GCC, back in the days DJGPP in particular. As a child in the 1990s I could not afford the big name compilers like Watcom. And compared to DJGPP, all the “prized” Borland/Turbo stuff that my middle school pushed (with segmented real mode), were practically Fisher-Price and Mattel compilers.
I'll skip all the already mentioned ones and go for a less known one, EasyTag.
I used it to organise the tags in my music collection. Super useful as you can batch fill in tags based on file structure (like author/album/song) or do the reverse and sort files in a file structure based on tags.
How can it be one?
GNU/Linux, Firefox, EMACS, Ardour, Vitalium, SurgeXT, KX Studio (OK, this is repo), Carla, Gnome, Debian, MX Linux, XFCE, KDE Plasma, GIMP
I am absolutely sure I am missing more s/w packages that I love but don't come to mind.
would you recommend me to switch from Windows 11, if I mainly watch series on my laptop from large streaming providers? Are all streaming providers supported?
There's essentially an open standard for streaming video so it's not like the old days where you needed to download a platform-specific component to watch streaming video. I use Linux as my primary environment and I can't even remember the last time I had trouble with it; certainly not for several years at least. I've used Netflix, DisneyPlus, Amazon, Paramount+, and probably others.
Just as a heads up, though, if you are using Firefox then the first time you go to any of these sites it will prompt you as to whether you are fine with enable support for DRM video, and you need to click "Yes". This is a one-time thing, though. (It does this because if you are an open source purist then you might not want to do this so it likes to get your permission first; most browsers just assume that you don't care and enable it by default.)

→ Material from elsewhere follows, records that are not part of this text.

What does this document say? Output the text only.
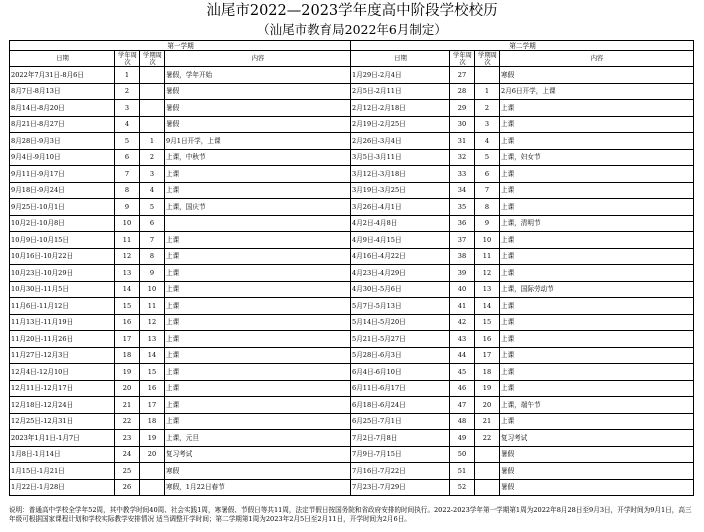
汕尾市2022—2023学年度高中阶段学校校历
（汕尾市教育局2022年6月制定）
第一学期				第二学期			
日期	学年周次	学期周次	内容	日期	学年周次	学期周次	内容
2022年7月31日-8月6日	1		暑假，学年开始	1月29日-2月4日	27		寒假
8月7日-8月13日	2		暑假	2月5日-2月11日	28	1	2月6日开学，上课
8月14日-8月20日	3		暑假	2月12日-2月18日	29	2	上课
8月21日-8月27日	4		暑假	2月19日-2月25日	30	3	上课
8月28日-9月3日	5	1	9月1日开学，上课	2月26日-3月4日	31	4	上课
9月4日-9月10日	6	2	上课，中秋节	3月5日-3月11日	32	5	上课，妇女节
9月11日-9月17日	7	3	上课	3月12日-3月18日	33	6	上课
9月18日-9月24日	8	4	上课	3月19日-3月25日	34	7	上课
9月25日-10月1日	9	5	上课，国庆节	3月26日-4月1日	35	8	上课
10月2日-10月8日	10	6		4月2日-4月8日	36	9	上课，清明节
10月9日-10月15日	11	7	上课	4月9日-4月15日	37	10	上课
10月16日-10月22日	12	8	上课	4月16日-4月22日	38	11	上课
10月23日-10月29日	13	9	上课	4月23日-4月29日	39	12	上课
10月30日-11月5日	14	10	上课	4月30日-5月6日	40	13	上课，国际劳动节
11月6日-11月12日	15	11	上课	5月7日-5月13日	41	14	上课
11月13日-11月19日	16	12	上课	5月14日-5月20日	42	15	上课
11月20日-11月26日	17	13	上课	5月21日-5月27日	43	16	上课
11月27日-12月3日	18	14	上课	5月28日-6月3日	44	17	上课
12月4日-12月10日	19	15	上课	6月4日-6月10日	45	18	上课
12月11日-12月17日	20	16	上课	6月11日-6月17日	46	19	上课
12月18日-12月24日	21	17	上课	6月18日-6月24日	47	20	上课，端午节
12月25日-12月31日	22	18	上课	6月25日-7月1日	48	21	上课
2023年1月1日-1月7日	23	19	上课，元旦	7月2日-7月8日	49	22	复习考试
1月8日-1月14日	24	20	复习考试	7月9日-7月15日	50		暑假
1月15日-1月21日	25		寒假	7月16日-7月22日	51		暑假
1月22日-1月28日	26		寒假，1月22日春节	7月23日-7月29日	52		暑假
说明：普通高中学校全学年52周，其中教学时间40周、社会实践1周，寒暑假、节假日等共11周，法定节假日按国务院和省政府安排的时间执行。2022-2023学年第一学期第1周为2022年8月28日至9月3日，开学时间为9月1日，高三年级可根据国家课程计划和学校实际教学安排情况 适当调整开学时间；第二学期第1周为2023年2月5日至2月11日，开学时间为2月6日。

I mean you can't do anything wrong with it, but you should be ready to troubleshoot and look into it.
I mean how are streaming sites suposed to not work? I don't know about desktop applications, but a browser does the job, so why use a desktop application that doesn't even support an adblocker.
TLDR: You'll be able to watch your shows, but if you want to use GNU/Linux you should look into it a bit.
EDIT: If you consider GNU/Linux I'd strongly recommend becoming familiar with the terminal (no matter which distro you choose).
Also you should ask for some beginners guide on [email protected] or [email protected]
Nah, I was reffering to Stallman's definition of 'open source'. He gets very mad when you reffer to FOSS as just 'open source' instead of 'free and open source', even tho almost everyone means FOSS when they say open source. And just for clarification: FOSS is defined by the FSF not by Stallman direct.